Sikapi Bom Bunuh Diri di Medan, Mapolres Payakumbuh Dijaga Ketat

"Sesuai instruksi kapolres, kita memang meningkatkan pengamanan di Mapolres Payakumbuh pasca-terjadinya aksi ledakan di Mapolrestabes Medan"
Penjagaan ketat di Mapolres Payakumbuh. (Ist)

PAYAKUMBUH, KLIKPOSITIF -- Menyikapi bom bunuh diri yang sempat terjadi di Mapolrestabes Medan, Sumatra Utara, Rabu (13/11) kemarin disikapi jajaran Polres Payakumbuh dengan meningkatkan pengamanan di area Mapolres, Kamis (14/11).

Pantauan di lapangan, sejumlah anggota kepolisian yang berjaga di area Mapolres Payakumbuh dilengkapi senjata laras panjang. Tidak hanya itu, pemeriksaan terhadap masyarakat yang ingin mendapatkan pelayanan maupun berkunjung juga lebih diketatkan.

Polisi berpakaian dinas maupun preman yang bersiaga di halaman depan Mapolres juga memeriksa barang bawaan dari masyarakat yang datang ke Mapolres. Sejumlah pembatas (road barrel plastik) juga terlihat dipasang untuk memperlambat akses ke luar masuk yang diarahkan ke satu pintu saja.

Kapolres Payakumbuh, AKBP. Dony Setiawan melalui Kabagops. Kompol. Basrial mengatakan, penjagaan di area Mapolres memang lebih diketatkan dari biasa untuk mengantisipasi hal-hal yang tidak diinginkan terjadi.

"Sesuai instruksi kapolres, kita memang meningkatkan pengamanan di Mapolres Payakumbuh pasca-terjadinya aksi ledakan di Mapolrestabes Medan," kata Kompol. Basrial di dampingi Kasubag Humas, Ipda.

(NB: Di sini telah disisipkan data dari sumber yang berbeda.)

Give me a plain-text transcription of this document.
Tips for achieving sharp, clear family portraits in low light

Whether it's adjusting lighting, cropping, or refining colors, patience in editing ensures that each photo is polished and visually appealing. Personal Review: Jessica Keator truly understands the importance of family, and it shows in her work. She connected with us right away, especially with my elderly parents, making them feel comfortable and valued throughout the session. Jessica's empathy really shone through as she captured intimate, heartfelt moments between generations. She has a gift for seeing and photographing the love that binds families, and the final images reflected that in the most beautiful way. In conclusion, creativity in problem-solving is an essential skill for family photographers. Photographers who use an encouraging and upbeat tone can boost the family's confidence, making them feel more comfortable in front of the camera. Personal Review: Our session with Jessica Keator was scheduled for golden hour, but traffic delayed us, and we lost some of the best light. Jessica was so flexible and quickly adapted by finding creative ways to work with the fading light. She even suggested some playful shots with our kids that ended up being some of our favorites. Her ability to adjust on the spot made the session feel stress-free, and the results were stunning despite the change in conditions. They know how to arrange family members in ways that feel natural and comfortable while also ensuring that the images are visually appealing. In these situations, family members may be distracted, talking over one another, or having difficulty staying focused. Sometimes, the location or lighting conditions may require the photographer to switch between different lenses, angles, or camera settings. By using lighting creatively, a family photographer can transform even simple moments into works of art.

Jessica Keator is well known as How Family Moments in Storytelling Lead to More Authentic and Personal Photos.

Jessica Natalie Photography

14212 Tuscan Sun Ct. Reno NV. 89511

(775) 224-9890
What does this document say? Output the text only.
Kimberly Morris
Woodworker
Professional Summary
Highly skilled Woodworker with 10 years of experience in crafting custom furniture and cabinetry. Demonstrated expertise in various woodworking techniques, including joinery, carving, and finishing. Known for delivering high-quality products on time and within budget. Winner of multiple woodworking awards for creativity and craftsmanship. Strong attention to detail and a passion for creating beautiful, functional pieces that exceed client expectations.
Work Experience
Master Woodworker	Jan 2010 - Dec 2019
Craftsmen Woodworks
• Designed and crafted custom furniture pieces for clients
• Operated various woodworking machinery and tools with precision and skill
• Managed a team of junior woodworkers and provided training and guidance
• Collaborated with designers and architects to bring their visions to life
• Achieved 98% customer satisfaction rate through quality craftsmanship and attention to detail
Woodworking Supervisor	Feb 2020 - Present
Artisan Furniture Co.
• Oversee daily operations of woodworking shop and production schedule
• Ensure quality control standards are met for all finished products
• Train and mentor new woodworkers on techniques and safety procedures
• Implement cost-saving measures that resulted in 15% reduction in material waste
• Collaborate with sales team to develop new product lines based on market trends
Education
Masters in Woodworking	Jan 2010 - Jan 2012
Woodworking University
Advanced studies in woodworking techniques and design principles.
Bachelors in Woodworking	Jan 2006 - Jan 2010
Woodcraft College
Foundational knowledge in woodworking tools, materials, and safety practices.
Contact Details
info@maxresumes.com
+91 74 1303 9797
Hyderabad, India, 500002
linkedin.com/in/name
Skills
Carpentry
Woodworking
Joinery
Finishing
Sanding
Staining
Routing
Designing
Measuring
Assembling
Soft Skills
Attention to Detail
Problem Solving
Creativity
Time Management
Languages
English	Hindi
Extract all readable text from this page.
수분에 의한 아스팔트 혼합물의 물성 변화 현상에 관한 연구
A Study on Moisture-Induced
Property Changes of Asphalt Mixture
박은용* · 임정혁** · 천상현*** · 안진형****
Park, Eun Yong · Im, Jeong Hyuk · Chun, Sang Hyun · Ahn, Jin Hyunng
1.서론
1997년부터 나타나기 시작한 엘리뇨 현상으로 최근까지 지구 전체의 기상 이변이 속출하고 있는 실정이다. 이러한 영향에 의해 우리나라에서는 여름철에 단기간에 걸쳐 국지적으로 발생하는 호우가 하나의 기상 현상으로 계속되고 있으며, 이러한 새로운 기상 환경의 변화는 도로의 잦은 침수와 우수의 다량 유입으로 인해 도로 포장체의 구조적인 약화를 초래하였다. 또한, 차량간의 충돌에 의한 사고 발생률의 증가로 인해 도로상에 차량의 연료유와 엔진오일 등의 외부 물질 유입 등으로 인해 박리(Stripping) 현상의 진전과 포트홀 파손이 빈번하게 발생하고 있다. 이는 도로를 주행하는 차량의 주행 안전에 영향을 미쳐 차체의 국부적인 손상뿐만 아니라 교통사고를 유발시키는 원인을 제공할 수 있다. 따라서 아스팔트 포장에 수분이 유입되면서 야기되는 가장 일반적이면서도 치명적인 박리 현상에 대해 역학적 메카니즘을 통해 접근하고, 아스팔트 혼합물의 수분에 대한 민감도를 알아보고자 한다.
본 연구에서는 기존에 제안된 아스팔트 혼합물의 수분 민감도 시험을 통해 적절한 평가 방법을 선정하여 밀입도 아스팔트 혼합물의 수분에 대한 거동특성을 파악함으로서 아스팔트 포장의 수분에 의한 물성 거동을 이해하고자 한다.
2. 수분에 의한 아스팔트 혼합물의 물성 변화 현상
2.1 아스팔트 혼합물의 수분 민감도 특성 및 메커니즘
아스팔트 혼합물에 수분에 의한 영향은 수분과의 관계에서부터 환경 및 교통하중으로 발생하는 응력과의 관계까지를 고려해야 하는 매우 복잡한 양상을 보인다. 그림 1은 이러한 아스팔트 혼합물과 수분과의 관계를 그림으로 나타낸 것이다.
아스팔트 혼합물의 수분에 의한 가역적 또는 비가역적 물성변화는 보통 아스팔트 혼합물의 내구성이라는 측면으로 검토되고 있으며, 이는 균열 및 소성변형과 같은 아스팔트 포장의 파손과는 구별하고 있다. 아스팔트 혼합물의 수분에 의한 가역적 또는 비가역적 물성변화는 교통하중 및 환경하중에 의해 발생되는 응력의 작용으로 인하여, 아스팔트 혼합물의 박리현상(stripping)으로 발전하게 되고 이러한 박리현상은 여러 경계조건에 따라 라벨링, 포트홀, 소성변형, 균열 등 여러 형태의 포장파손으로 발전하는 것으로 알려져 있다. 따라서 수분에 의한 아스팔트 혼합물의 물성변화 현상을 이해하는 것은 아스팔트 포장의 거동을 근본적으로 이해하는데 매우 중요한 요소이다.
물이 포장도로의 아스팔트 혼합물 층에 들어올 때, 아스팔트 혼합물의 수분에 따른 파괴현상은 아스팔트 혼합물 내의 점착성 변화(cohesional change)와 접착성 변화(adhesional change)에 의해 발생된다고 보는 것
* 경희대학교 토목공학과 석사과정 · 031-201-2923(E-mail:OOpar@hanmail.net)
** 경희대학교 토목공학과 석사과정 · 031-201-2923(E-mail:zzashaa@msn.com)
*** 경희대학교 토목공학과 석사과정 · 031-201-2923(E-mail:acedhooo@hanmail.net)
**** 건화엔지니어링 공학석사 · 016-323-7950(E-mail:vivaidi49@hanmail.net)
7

Aiga.

Lebih lanjut, ia menyebut diberlakukannya satu jalur keluar masuk ke Mapolres juga sebagai salah satu upaya yang dilakukannya untuk mempermudah proses pengamanan.

"Ini cara kita untuk memperketa keamanan saja," lanjtunya.

Seperti diketahui, Rabu (13/11) kemarin sekitar pukul 08.45 WIB, Mapolrestabes Medan. Akibat peristiwa itu

Akibat dari ledakan bom tersebut, enam orang mengalami luka akibat ledakan. Enam orang tersebut terdiri dari 4 anggota Polri kemudian satu PHL atau pekerja harian lepas dan satu masyarakat.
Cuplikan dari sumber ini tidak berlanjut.